No essencial, o recorrente considera que quando a presente ação foi proposta, em 26 de novembro de 2018, já havia decorrido o prazo geral de prescrição de três anos, nos termos do art.º 498.º/1 do C. Civil, pois o recorrido alega que teve conhecimento do direito a ser indemnizado em meados de 2012, inexistindo prazo prescricional mais longo, e para poder beneficiar do prazo de prescrição mais longo tinha que alegar factos que consubstanciam a prática de um crime, o que manifestamente não o fez.
Sobre esta questão se pronunciou a 1.ª instância, na sentença recorrida, nos seguintes termos:
“Conferido contraditório, vem o Autor pugnar pela improcedência da exceção de prescrição invocada, alegando, em suma, que deve ser aplicável o prazo prescricional previsto pelo artigo 498º, nº 3 do Código Civil.
Cumpre apreciar.
Dispõe o artigo 498º, nº 1 do Código Civil que “O direito de indemnização prescreve no prazo de três anos, a contar da data em que o lesado teve conhecimento do direito que lhe compete, embora com desconhecimento da pessoa do responsável e da extensão integral dos danos, sem prejuízo da prescrição ordinária se tiver corrido o despectivo prazo a contar do facto danoso.”

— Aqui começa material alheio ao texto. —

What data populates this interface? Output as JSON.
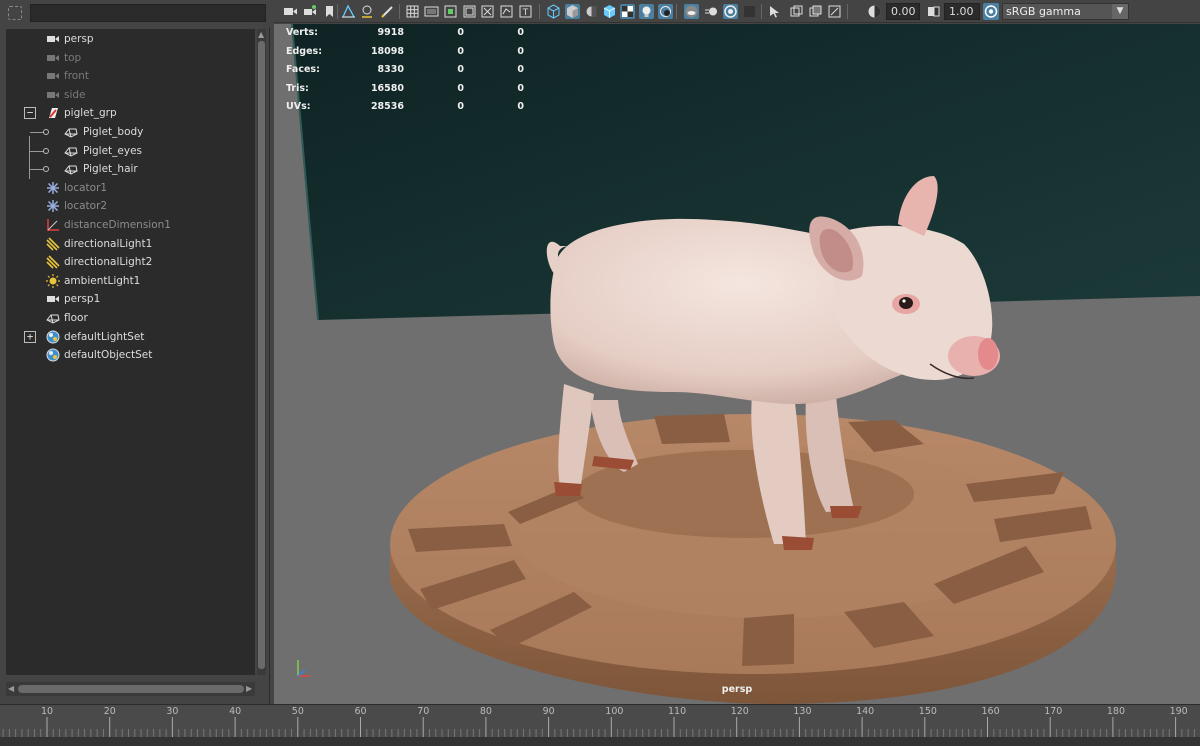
{
  "outliner": {
    "search_value": "",
    "items": [
      {
        "label": "persp",
        "icon": "camera-icon",
        "state": "normal"
      },
      {
        "label": "top",
        "icon": "camera-icon",
        "state": "dim"
      },
      {
        "label": "front",
        "icon": "camera-icon",
        "state": "dim"
      },
      {
        "label": "side",
        "icon": "camera-icon",
        "state": "dim"
      },
      {
        "label": "piglet_grp",
        "icon": "group-transform-icon",
        "state": "normal",
        "expander": "−"
      },
      {
        "label": "Piglet_body",
        "icon": "mesh-icon",
        "state": "normal"
      },
      {
        "label": "Piglet_eyes",
        "icon": "mesh-icon",
        "state": "normal"
      },
      {
        "label": "Piglet_hair",
        "icon": "mesh-icon",
        "state": "normal"
      },
      {
        "label": "locator1",
        "icon": "locator-icon",
        "state": "grey"
      },
      {
        "label": "locator2",
        "icon": "locator-icon",
        "state": "grey"
      },
      {
        "label": "distanceDimension1",
        "icon": "distance-icon",
        "state": "grey"
      },
      {
        "label": "directionalLight1",
        "icon": "directional-light-icon",
        "state": "normal"
      },
      {
        "label": "directionalLight2",
        "icon": "directional-light-icon",
        "state": "normal"
      },
      {
        "label": "ambientLight1",
        "icon": "ambient-light-icon",
        "state": "normal"
      },
      {
        "label": "persp1",
        "icon": "camera-icon",
        "state": "normal"
      },
      {
        "label": "floor",
        "icon": "mesh-icon",
        "state": "normal"
      },
      {
        "label": "defaultLightSet",
        "icon": "set-icon",
        "state": "normal",
        "expander": "+"
      },
      {
        "label": "defaultObjectSet",
        "icon": "set-icon",
        "state": "normal"
      }
    ]
  },
  "toolbar": {
    "exposure_value": "0.00",
    "gamma_value": "1.00",
    "color_management": "sRGB gamma"
  },
  "hud": {
    "rows": [
      {
        "label": "Verts:",
        "v1": "9918",
        "v2": "0",
        "v3": "0"
      },
      {
        "label": "Edges:",
        "v1": "18098",
        "v2": "0",
        "v3": "0"
      },
      {
        "label": "Faces:",
        "v1": "8330",
        "v2": "0",
        "v3": "0"
      },
      {
        "label": "Tris:",
        "v1": "16580",
        "v2": "0",
        "v3": "0"
      },
      {
        "label": "UVs:",
        "v1": "28536",
        "v2": "0",
        "v3": "0"
      }
    ]
  },
  "camera_label": "persp",
  "timeline": {
    "ticks": [
      "10",
      "20",
      "30",
      "40",
      "50",
      "60",
      "70",
      "80",
      "90",
      "100",
      "110",
      "120",
      "130",
      "140",
      "150",
      "160",
      "170",
      "180",
      "190"
    ]
  },
  "colors": {
    "backdrop": "#173030",
    "floor": "#6f6f6f",
    "turntable": "#a87a5a",
    "pig_skin": "#ead6cf",
    "active_tool": "#4a7fa0"
  }
}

Nos termos do nº 3 do mesmo artigo “Se o facto ilícito constituir crime para o qual a lei estabeleça prescrição sujeita a prazo mais longo, é este o prazo aplicável.”
Ora, de acordo com o preceituado pelo artigo 118º, nº 1, al. c) do Código Penal, “O procedimento criminal extingue-se, por efeito de prescrição, logo que sobre a prática do crime tiverem decorrido… 5 anos, quando se tratar de crimes puníveis com pena de prisão cujo limite máximo for igual ou superior a um ano mas inferior a cinco anos…”.
Compulsados os autos, verifica-se que, conforme e bem se refere no despacho de acusação proferido em 17 de Outubro de 2017 (junto a fls. 107 e ss dos autos), os factos relativos ao ofendido BB, aqui Autor, são passíveis de integrar o crime de dano, previsto e punido pelo artigo 212º do Código Penal, em abstrato com pena de prisão até 3 anos ou com pena de multa.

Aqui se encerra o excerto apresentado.